In my remaining time, I want to focus on the issues raised by the noble Lord, Lord King of Lothbury, and to expand beyond them, because the underlying problem that we are dealing with is structural and economic. We have the fourth industrial revolution coming down the track, climate change, the issues of the self-employed and the problems of productivity, but we also have the impact of Brexit and are watching a slow bleed in many of those businesses and industrial sectors, particularly financial services but far from that alone, that have been the backbone of our economy for years—and, frankly, I do not think that free ports provide anything like the answer; they are just a way of shifting business from one area to another. We have to be honest and say that most of the new trade agreements that we have seen have been inadequate to make up the export opportunities that we desperately need.

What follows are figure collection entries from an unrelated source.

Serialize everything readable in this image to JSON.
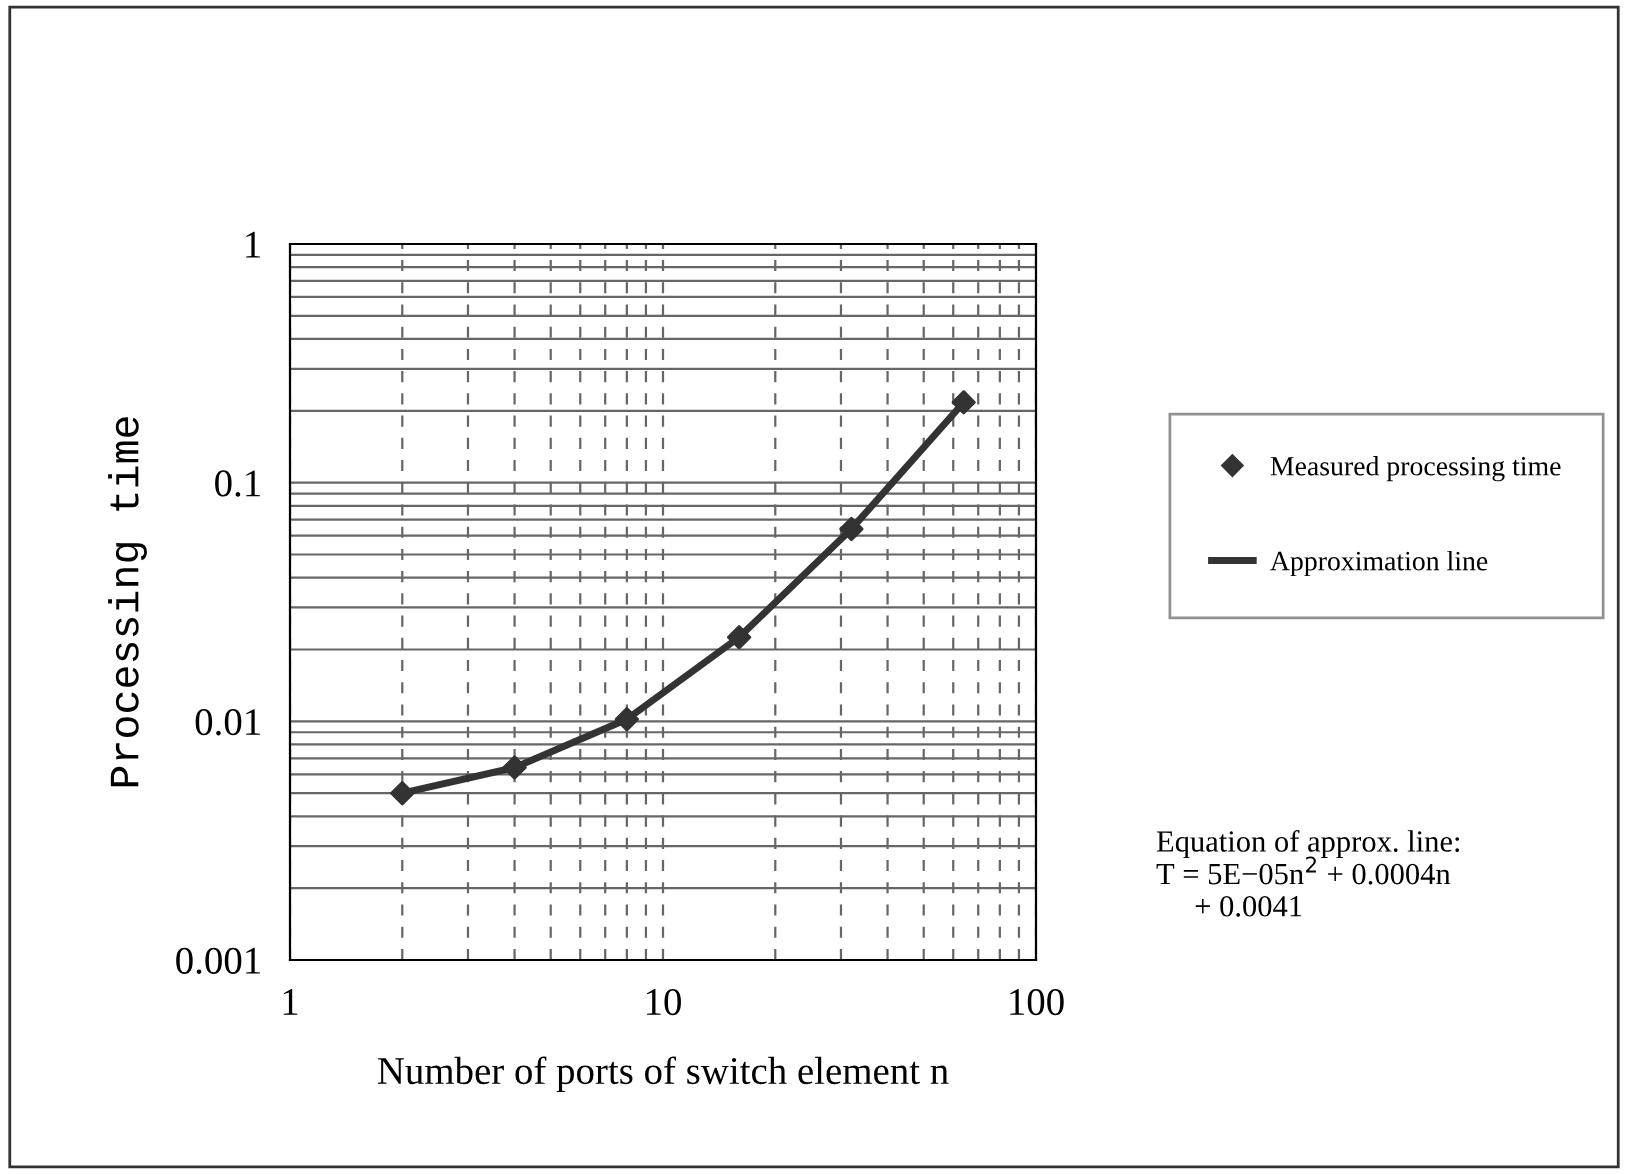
{
  "chart_data": {
    "type": "scatter",
    "xlabel": "Number of ports of switch element n",
    "ylabel": "Processing time",
    "log": "xy",
    "xlim": [
      1,
      100
    ],
    "ylim": [
      0.001,
      1
    ],
    "xticks": [
      1,
      10,
      100
    ],
    "yticks": [
      {
        "value": 0.001,
        "label": "0.001"
      },
      {
        "value": 0.01,
        "label": "0.01"
      },
      {
        "value": 0.1,
        "label": "0.1"
      },
      1
    ],
    "grid": true,
    "legend": "right",
    "series": [
      {
        "name": "Measured processing time",
        "marker": "diamond",
        "color": "#333333",
        "x": [
          2,
          4,
          8,
          16,
          32,
          64
        ],
        "values": [
          0.005,
          0.0064,
          0.0102,
          0.0225,
          0.064,
          0.217
        ]
      },
      {
        "name": "Approximation line",
        "type": "line",
        "marker": "none",
        "line_style": "solid",
        "color": "#333333",
        "x": [
          2,
          4,
          8,
          16,
          32,
          64
        ],
        "values": [
          0.005,
          0.0064,
          0.0102,
          0.0225,
          0.064,
          0.217
        ]
      }
    ],
    "annotations": [
      "Equation of approx. line:\nT = 5E−05n$^{2}$ + 0.0004n\n     + 0.0041"
    ]
  }
}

I am concerned about the problem that sometimes dare not speak its name and the noble Lord, Lord Griffiths, finally did. We are at risk from inflation driving up interest rates. We have an overwhelming level of public debt. I join others in saying that I hope we can gradually roll that off over time—such luxury—but in my lifetime there have been so many economic shocks. I remember Gordon Brown thinking that he had ended boom and bust and that all kinds of flexibility were therefore available to him. How we think this through is fundamental. I agree with the noble Lord, Lord King, that turning to money supply as the way to manage or stimulate growth is now well demonstrated as completely inadequate; we have to use fiscal forces if we are to be able to achieve it. The noble Lord, Lord Bridges, addressed this issue to some extent, as did the noble Lord, Lord Eatwell, the noble Baroness, Lady Noakes, and my noble friend Lord Razzall. I probably would not agree with the solutions that they came to. We may have to turn to taxes as one mechanism to help us bring the debt under control. I do not believe that a low-debt environment is a constant stimulus to economic growth. We went through a period of very low corporate taxes and it did us no good at all, frankly; we saw investment fall rather than rise.

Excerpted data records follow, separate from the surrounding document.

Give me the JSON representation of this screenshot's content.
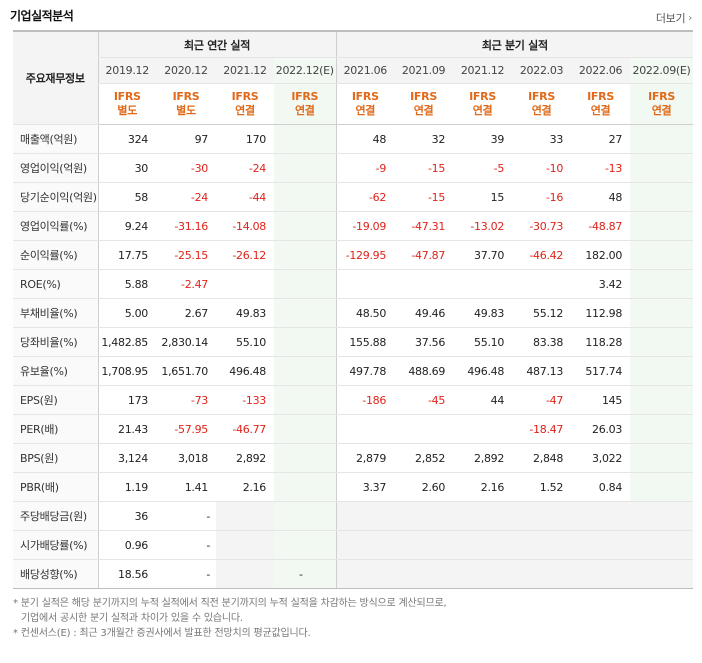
{
  "section_title": "기업실적분석",
  "more_label": "더보기",
  "header": {
    "row_head": "주요재무정보",
    "annual_group": "최근 연간 실적",
    "quarter_group": "최근 분기 실적",
    "periods": [
      "2019.12",
      "2020.12",
      "2021.12",
      "2022.12(E)",
      "2021.06",
      "2021.09",
      "2021.12",
      "2022.03",
      "2022.06",
      "2022.09(E)"
    ],
    "standards": [
      "IFRS\n별도",
      "IFRS\n별도",
      "IFRS\n연결",
      "IFRS\n연결",
      "IFRS\n연결",
      "IFRS\n연결",
      "IFRS\n연결",
      "IFRS\n연결",
      "IFRS\n연결",
      "IFRS\n연결"
    ]
  },
  "rows": [
    {
      "label": "매출액(억원)",
      "values": [
        "324",
        "97",
        "170",
        "",
        "48",
        "32",
        "39",
        "33",
        "27",
        ""
      ]
    },
    {
      "label": "영업이익(억원)",
      "values": [
        "30",
        "-30",
        "-24",
        "",
        "-9",
        "-15",
        "-5",
        "-10",
        "-13",
        ""
      ]
    },
    {
      "label": "당기순이익(억원)",
      "values": [
        "58",
        "-24",
        "-44",
        "",
        "-62",
        "-15",
        "15",
        "-16",
        "48",
        ""
      ]
    },
    {
      "label": "영업이익률(%)",
      "values": [
        "9.24",
        "-31.16",
        "-14.08",
        "",
        "-19.09",
        "-47.31",
        "-13.02",
        "-30.73",
        "-48.87",
        ""
      ]
    },
    {
      "label": "순이익률(%)",
      "values": [
        "17.75",
        "-25.15",
        "-26.12",
        "",
        "-129.95",
        "-47.87",
        "37.70",
        "-46.42",
        "182.00",
        ""
      ]
    },
    {
      "label": "ROE(%)",
      "values": [
        "5.88",
        "-2.47",
        "",
        "",
        "",
        "",
        "",
        "",
        "3.42",
        ""
      ]
    },
    {
      "label": "부채비율(%)",
      "values": [
        "5.00",
        "2.67",
        "49.83",
        "",
        "48.50",
        "49.46",
        "49.83",
        "55.12",
        "112.98",
        ""
      ]
    },
    {
      "label": "당좌비율(%)",
      "values": [
        "1,482.85",
        "2,830.14",
        "55.10",
        "",
        "155.88",
        "37.56",
        "55.10",
        "83.38",
        "118.28",
        ""
      ]
    },
    {
      "label": "유보율(%)",
      "values": [
        "1,708.95",
        "1,651.70",
        "496.48",
        "",
        "497.78",
        "488.69",
        "496.48",
        "487.13",
        "517.74",
        ""
      ]
    },
    {
      "label": "EPS(원)",
      "values": [
        "173",
        "-73",
        "-133",
        "",
        "-186",
        "-45",
        "44",
        "-47",
        "145",
        ""
      ]
    },
    {
      "label": "PER(배)",
      "values": [
        "21.43",
        "-57.95",
        "-46.77",
        "",
        "",
        "",
        "",
        "-18.47",
        "26.03",
        ""
      ]
    },
    {
      "label": "BPS(원)",
      "values": [
        "3,124",
        "3,018",
        "2,892",
        "",
        "2,879",
        "2,852",
        "2,892",
        "2,848",
        "3,022",
        ""
      ]
    },
    {
      "label": "PBR(배)",
      "values": [
        "1.19",
        "1.41",
        "2.16",
        "",
        "3.37",
        "2.60",
        "2.16",
        "1.52",
        "0.84",
        ""
      ]
    },
    {
      "label": "주당배당금(원)",
      "values": [
        "36",
        "-",
        "",
        ""
      ]
    },
    {
      "label": "시가배당률(%)",
      "values": [
        "0.96",
        "-",
        "",
        ""
      ]
    },
    {
      "label": "배당성향(%)",
      "values": [
        "18.56",
        "-",
        "",
        "-"
      ]
    }
  ],
  "notes": [
    "* 분기 실적은 해당 분기까지의 누적 실적에서 직전 분기까지의 누적 실적을 차감하는 방식으로 계산되므로,",
    "기업에서 공시한 분기 실적과 차이가 있을 수 있습니다.",
    "* 컨센서스(E) : 최근 3개월간 증권사에서 발표한 전망치의 평균값입니다."
  ]
}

In the environment that we are in now, where we have the shocks of Brexit and of Covid, the fundamental challenges of climate change, the fourth industrial revolution and an underlying problem in productivity, we need a long-term economic plan. My fundamental criticism of everything within the gracious Speech is that there is no long-term plan. There are bits; there are pieces; there are ideas. There is not even a replacement for the cancelled industrial strategy, which, ironically, delivered us the vaccination programme and the capacity in life sciences that we have lauded so much. That is my main and deepest concern about the programme which the Government have put forward.